Surface Book review: Microsoft's first laptop shoots for the moon

What good is a touchscreen tablet and stylus if you can't really draw? Despite a teenage comic book collection thousands of issues deep (dating roughly 1985-1991), I never had much of a knack as a visual artist, beyond idle doodling. Sure, I've got a few standby sketches I can whip up when the need arises, from the googly-eyed generic newspaper strip character to some forced perspective boxes, but does that mean I need a $1,499-and-up laptop-plus-stylus Microsoft Surface Book that practically begs to be used by someone with actual artistic talent?


Microsoft's other new system, the less expensive Surface Pro 4, is clearly intended as a full-time tablet that can double as a part-time laptop, thanks to its clever (but sold separately) keyboard cover. And in practice, the Surface Pro is better as a tablet, and certainly great to draw on, but it doesn't do as much for the rest of us who live in the slightly more buttoned-down world of offices, meetings, word processing and all the things that work best on a traditional laptop.


Still, even after watching successive generations of Surface Pro tablet go sliding off my lap, I never thought to myself that Microsoft ought to make a more laptop-like version of its ambitious crossover PC.

And yet, Microsoft went and did just that, surprising nearly everyone (including purportedly all the PC makers who buy Windows 10 from Microsoft to install on their own laptops and tablets) with the Surface Book, a 13.5-inch premium laptop with a detachable touchscreen display and the same high-end stylus pen as the Surface Pro 4.
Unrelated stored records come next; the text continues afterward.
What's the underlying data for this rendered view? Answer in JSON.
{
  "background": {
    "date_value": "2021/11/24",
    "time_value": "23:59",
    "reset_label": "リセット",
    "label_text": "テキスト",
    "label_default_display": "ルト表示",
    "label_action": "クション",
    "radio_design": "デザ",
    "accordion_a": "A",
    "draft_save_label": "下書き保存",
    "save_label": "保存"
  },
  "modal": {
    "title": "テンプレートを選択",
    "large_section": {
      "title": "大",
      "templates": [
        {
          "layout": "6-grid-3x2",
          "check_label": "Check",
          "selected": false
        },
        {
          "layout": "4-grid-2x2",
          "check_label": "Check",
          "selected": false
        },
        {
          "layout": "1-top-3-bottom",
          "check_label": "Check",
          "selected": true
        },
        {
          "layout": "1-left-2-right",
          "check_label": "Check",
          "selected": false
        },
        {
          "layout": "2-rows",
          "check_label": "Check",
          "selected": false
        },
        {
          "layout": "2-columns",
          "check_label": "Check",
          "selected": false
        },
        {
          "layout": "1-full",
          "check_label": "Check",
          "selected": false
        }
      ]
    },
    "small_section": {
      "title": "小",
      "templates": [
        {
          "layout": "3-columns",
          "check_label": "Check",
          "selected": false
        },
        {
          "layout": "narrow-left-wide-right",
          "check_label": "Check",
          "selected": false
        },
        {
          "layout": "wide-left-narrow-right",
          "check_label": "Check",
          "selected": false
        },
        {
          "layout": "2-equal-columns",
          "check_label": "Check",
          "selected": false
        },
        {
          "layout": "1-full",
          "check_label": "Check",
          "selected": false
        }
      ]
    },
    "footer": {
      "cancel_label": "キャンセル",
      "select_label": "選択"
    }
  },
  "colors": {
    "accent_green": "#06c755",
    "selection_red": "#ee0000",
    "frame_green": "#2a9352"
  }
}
These two new Surface products are similar but different, like two cover versions of the same song. Both have unusual 3:2 screen aspect ratios, which matches the shape of the standard A4 paper size. If you're using the tablet half in portrait mode and working on projects designed for print, that may indeed be very useful.

Both the Pro and Book versions of the Surface also share many component options, and in fact, our Surface Book and Surface Pro 4 review units had the same Intel Core i5 processor (from Intel's new sixth-generation chips, sometimes referred by the codename Skylake), and the same 8GB of RAM. In the Surface Book, the Core i5 is included in the $1,499 (AU$2,299, but UK release details have not been announced yet) base model. On the Surface Pro 4, it's an upgrade (to at least $999 from the $899 base price).
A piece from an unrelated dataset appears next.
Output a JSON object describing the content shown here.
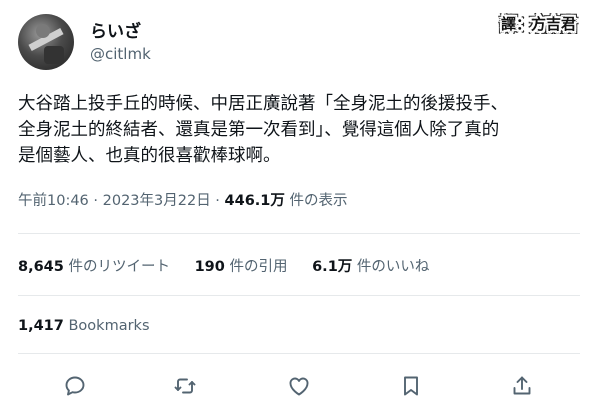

Our Surface Book review unit is closer to the $1,699 model that doubles the internal solid-state storage to 256GB (we have a 512GB SSD, which does not appear to be a currently available option with the Core i5 CPU). As this review was being written, we also received a second test unit that included one of the more intriguing Surface Book options, a custom Nvidia graphics chip built into the keyboard base (so it's only available when the two halves of the system are together), plus a faster Core i7 processor and 16GB of RAM, for a total of $2,699. Spoiler alert: The significant added expense doesn't turn this into the ultimate PC gaming laptop, but it's good enough for mainstream games at medium graphics settings, and helpful for HD-or-better photo and video editing. (Look for some game benchmarks further along in this review.)

I'm enjoying the Surface Book overall, and I don't feel like I'm wasting its potential just because I'm not using it to design websites or illustrate graphic novels. It's intended to be a three-quarter-time laptop and one-quarter-time tablet, as intuited by the fact that 75 percent of its battery capacity is housed in the keyboard base, with the remaining 25 percent packed behind the display, along with the CPU, memory and most (but not all) of the other components.

So, now that I've got my lap-friendly version of the Surface, does it fulfill all my hybrid hopes and dreams? Microsoft calls the Surface Book the "ultimate laptop," which is a bold claim. Despite my positive impressions of the Surface Book, it's important right up front to say that if I were designing the ultimate laptop, it would not have the unsightly gap between the screen and base visible here when the clamshell is closed; nor would it weigh about 3.5 pounds.

Showing the Surface Book to others, those are first two things that nearly everyone mentions right away. The gap -- "Is it supposed to be like that?" -- and the weight. It doesn't help the latter issue that there's something about the slight wedge shape of the system when closed and its bulky hinge that makes it just slightly awkward to pick up and carry with one hand.